HB 523 would require the Department of Commerce to provide a list of businesses, property management companies, and landlords that received the funds, with amendments to protect individual privacy.
Yakawich says it's truly a constituent bill that Billings housing counselors approached him to carry.
And he's heard the same problems about motels receiving funding and not returning it to the Department of Commerce if a tenant leaves.
"That's another conversation we're having with the Department of Commerce, this whole idea of accountability for the money," Yakawich said.
Yakawich said the Department of Commerce has been helpful and supportive of his legislative effort.
HB 523 hit the House floor on Tuesday and passed its second reading 97-3, all but assuring it will be moved over to the Montana Senate for consideration.
MTN did ask the Department of Commerce for a record of what businesses received MERA funding, when, and in what amount, as well as specific hotels that may have not returned overpayments of MERA funds, but the department said that information cannot be disclosed unless Yakawich's bill passes.
In other parts of the state, housing counselors in Bozeman say their concern lies in apartments and rental houses.
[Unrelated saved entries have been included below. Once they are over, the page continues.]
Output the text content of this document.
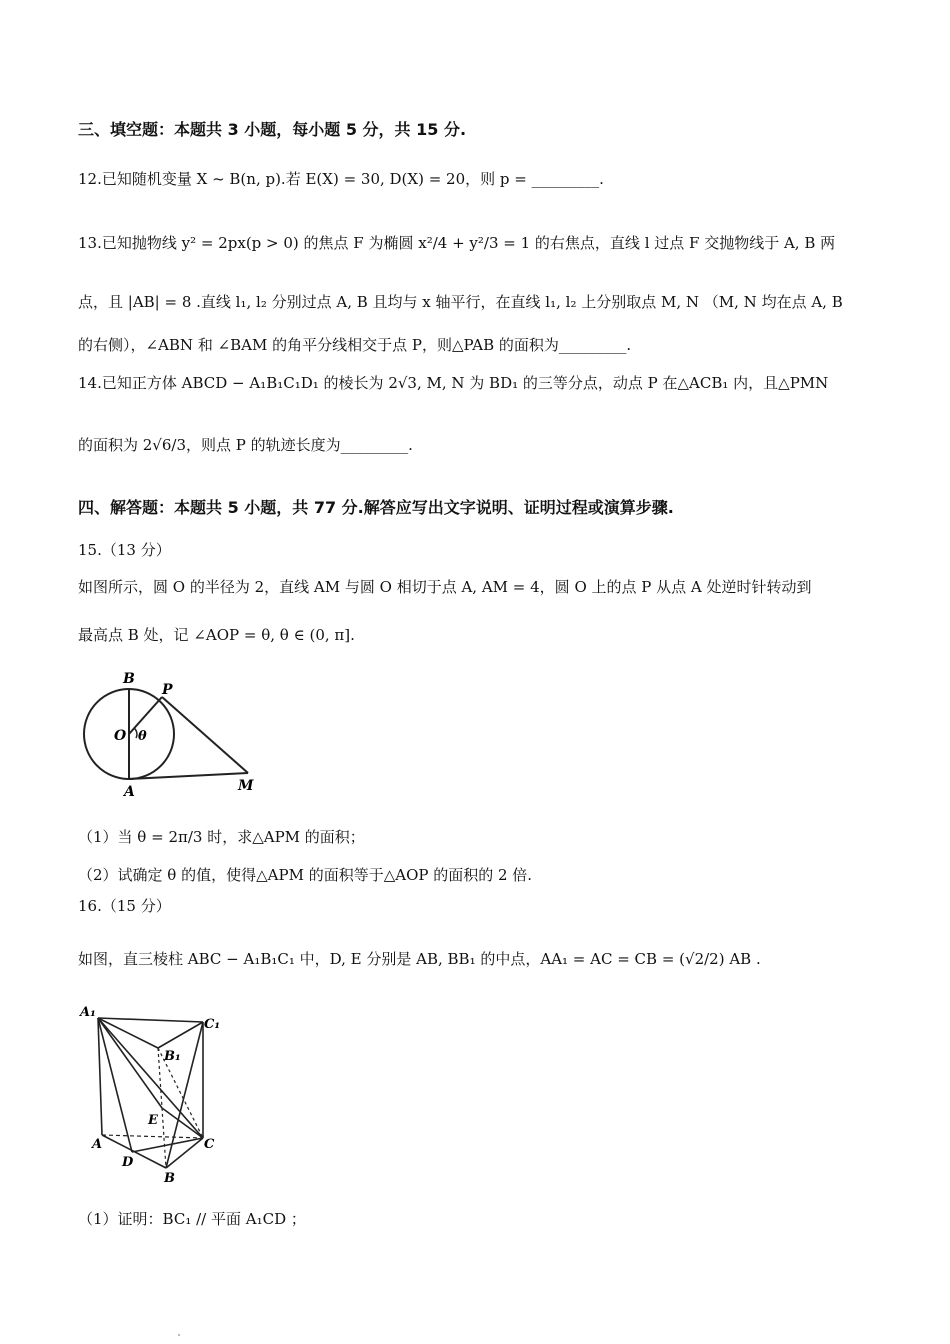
三、填空题：本题共 3 小题，每小题 5 分，共 15 分.
12.已知随机变量 X ~ B(n, p).若 E(X) = 30, D(X) = 20，则 p = _________.
13.已知抛物线 y² = 2px(p > 0) 的焦点 F 为椭圆 x²/4 + y²/3 = 1 的右焦点，直线 l 过点 F 交抛物线于 A, B 两
点，且 |AB| = 8 .直线 l₁, l₂ 分别过点 A, B 且均与 x 轴平行，在直线 l₁, l₂ 上分别取点 M, N （M, N 均在点 A, B
的右侧），∠ABN 和 ∠BAM 的角平分线相交于点 P，则△PAB 的面积为_________.
14.已知正方体 ABCD − A₁B₁C₁D₁ 的棱长为 2√3, M, N 为 BD₁ 的三等分点，动点 P 在△ACB₁ 内，且△PMN
的面积为 2√6/3，则点 P 的轨迹长度为_________.
四、解答题：本题共 5 小题，共 77 分.解答应写出文字说明、证明过程或演算步骤.
15.（13 分）
如图所示，圆 O 的半径为 2，直线 AM 与圆 O 相切于点 A, AM = 4，圆 O 上的点 P 从点 A 处逆时针转动到
最高点 B 处，记 ∠AOP = θ, θ ∈ (0, π].
B
P
O θ
A	M
（1）当 θ = 2π/3 时，求△APM 的面积；
（2）试确定 θ 的值，使得△APM 的面积等于△AOP 的面积的 2 倍.
16.（15 分）
如图，直三棱柱 ABC − A₁B₁C₁ 中，D, E 分别是 AB, BB₁ 的中点，AA₁ = AC = CB = (√2/2) AB .
A₁
C₁
B₁
E
A	C
D
B
（1）证明：BC₁ // 平面 A₁CD ；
"The situation is a little bit different in Bozeman," says Anna Stone, a housing counselor with the Human Resource Development Council in Bozeman. "We aren't working directly with as many people who are using MERA funds for hotel stays. We were more using it for folks we wanted to connect with permanent housing."
Stone says they helped over 600 households access MERA funds to help pay rent, security deposits and more last year.
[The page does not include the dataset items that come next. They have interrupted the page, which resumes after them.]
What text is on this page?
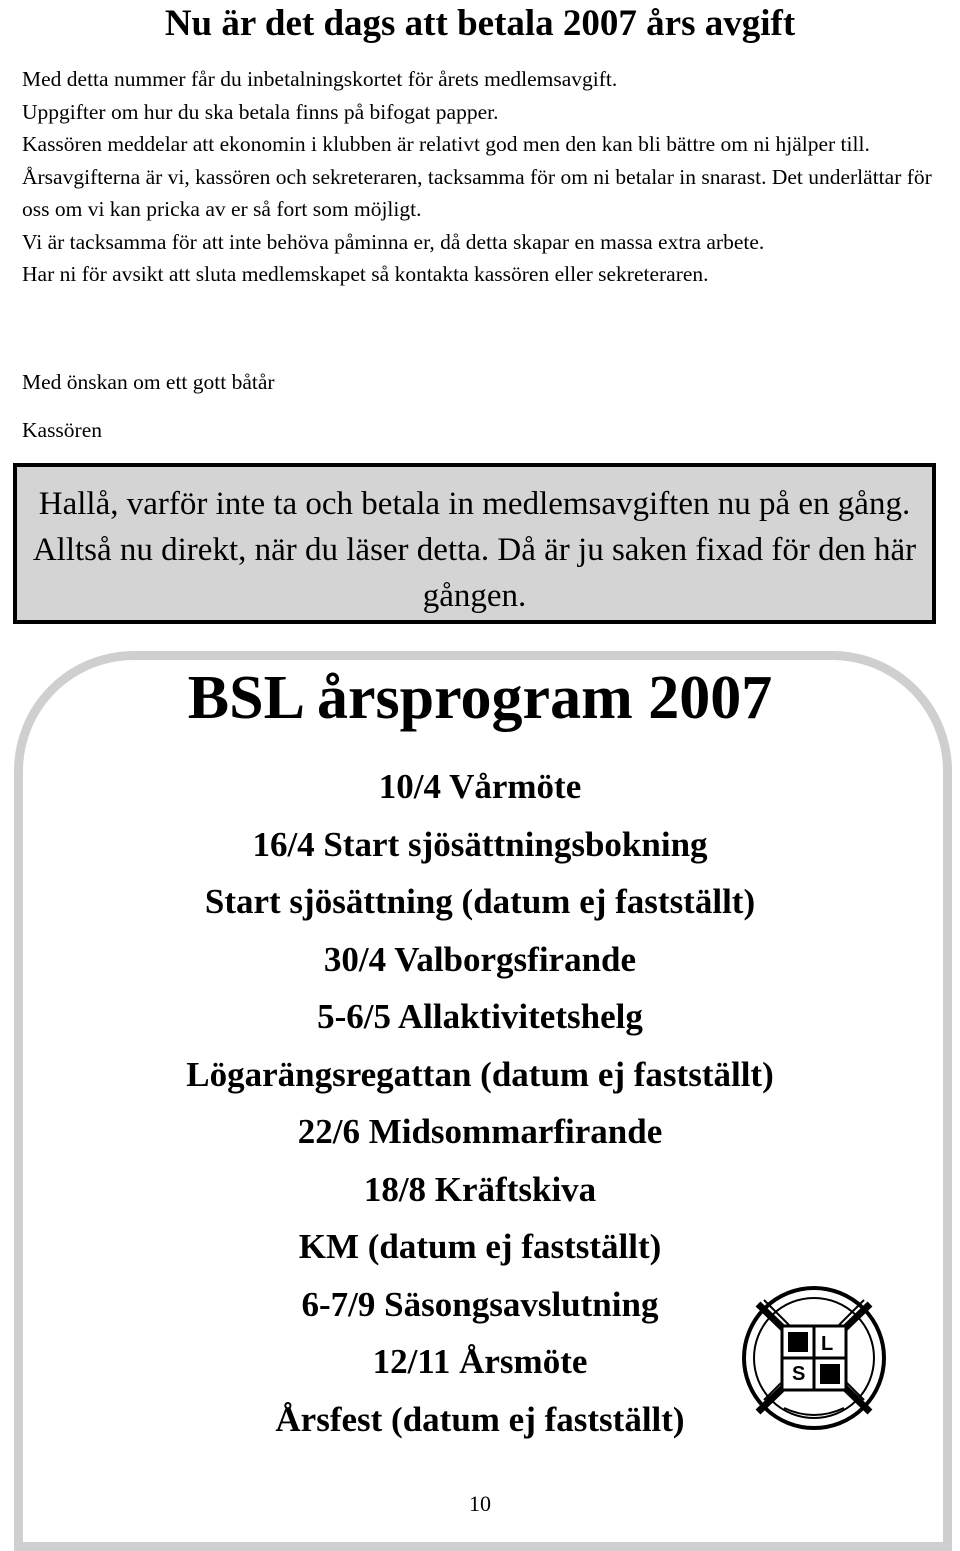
Nu är det dags att betala 2007 års avgift

Med detta nummer får du inbetalningskortet för årets medlemsavgift.

Uppgifter om hur du ska betala finns på bifogat papper.

Kassören meddelar att ekonomin i klubben är relativt god men den kan bli bättre om ni hjälper till.

Årsavgifterna är vi, kassören och sekreteraren, tacksamma för om ni betalar in snarast. Det underlättar för oss om vi kan pricka av er så fort som möjligt.

Vi är tacksamma för att inte behöva påminna er, då detta skapar en massa extra arbete.

Har ni för avsikt att sluta medlemskapet så kontakta kassören eller sekreteraren.

Med önskan om ett gott båtår
Kassören

Hallå, varför inte ta och betala in medlemsavgiften nu på en gång. Alltså nu direkt, när du läser detta. Då är ju saken fixad för den här gången.

BSL årsprogram 2007
10/4 Vårmöte
16/4 Start sjösättningsbokning
Start sjösättning (datum ej fastställt)
30/4 Valborgsfirande
5-6/5 Allaktivitetshelg
Lögarängsregattan (datum ej fastställt)
22/6 Midsommarfirande
18/8 Kräftskiva
KM (datum ej fastställt)
6-7/9 Säsongsavslutning
12/11 Årsmöte
Årsfest (datum ej fastställt)
S
L
10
Stone says it will be hard to keep people in apartments in Bozeman without the support and finding any kind of housing in the hot market will be a challenge.
"It was incredible to connect so many people to that assistance," Stone said. "It felt like a relief valve."
Back in Billings, advocates and city leaders are bracing themselves for the program's end.
“We have willing partners, and I think that's working to our benefit, but there's no silver bullet here," Boiter said. "But what we need is a lot of funding, a lot of collaboration, and some very clear parameters around how we move people in and out of the system in the future and never allowing this to repeat itself."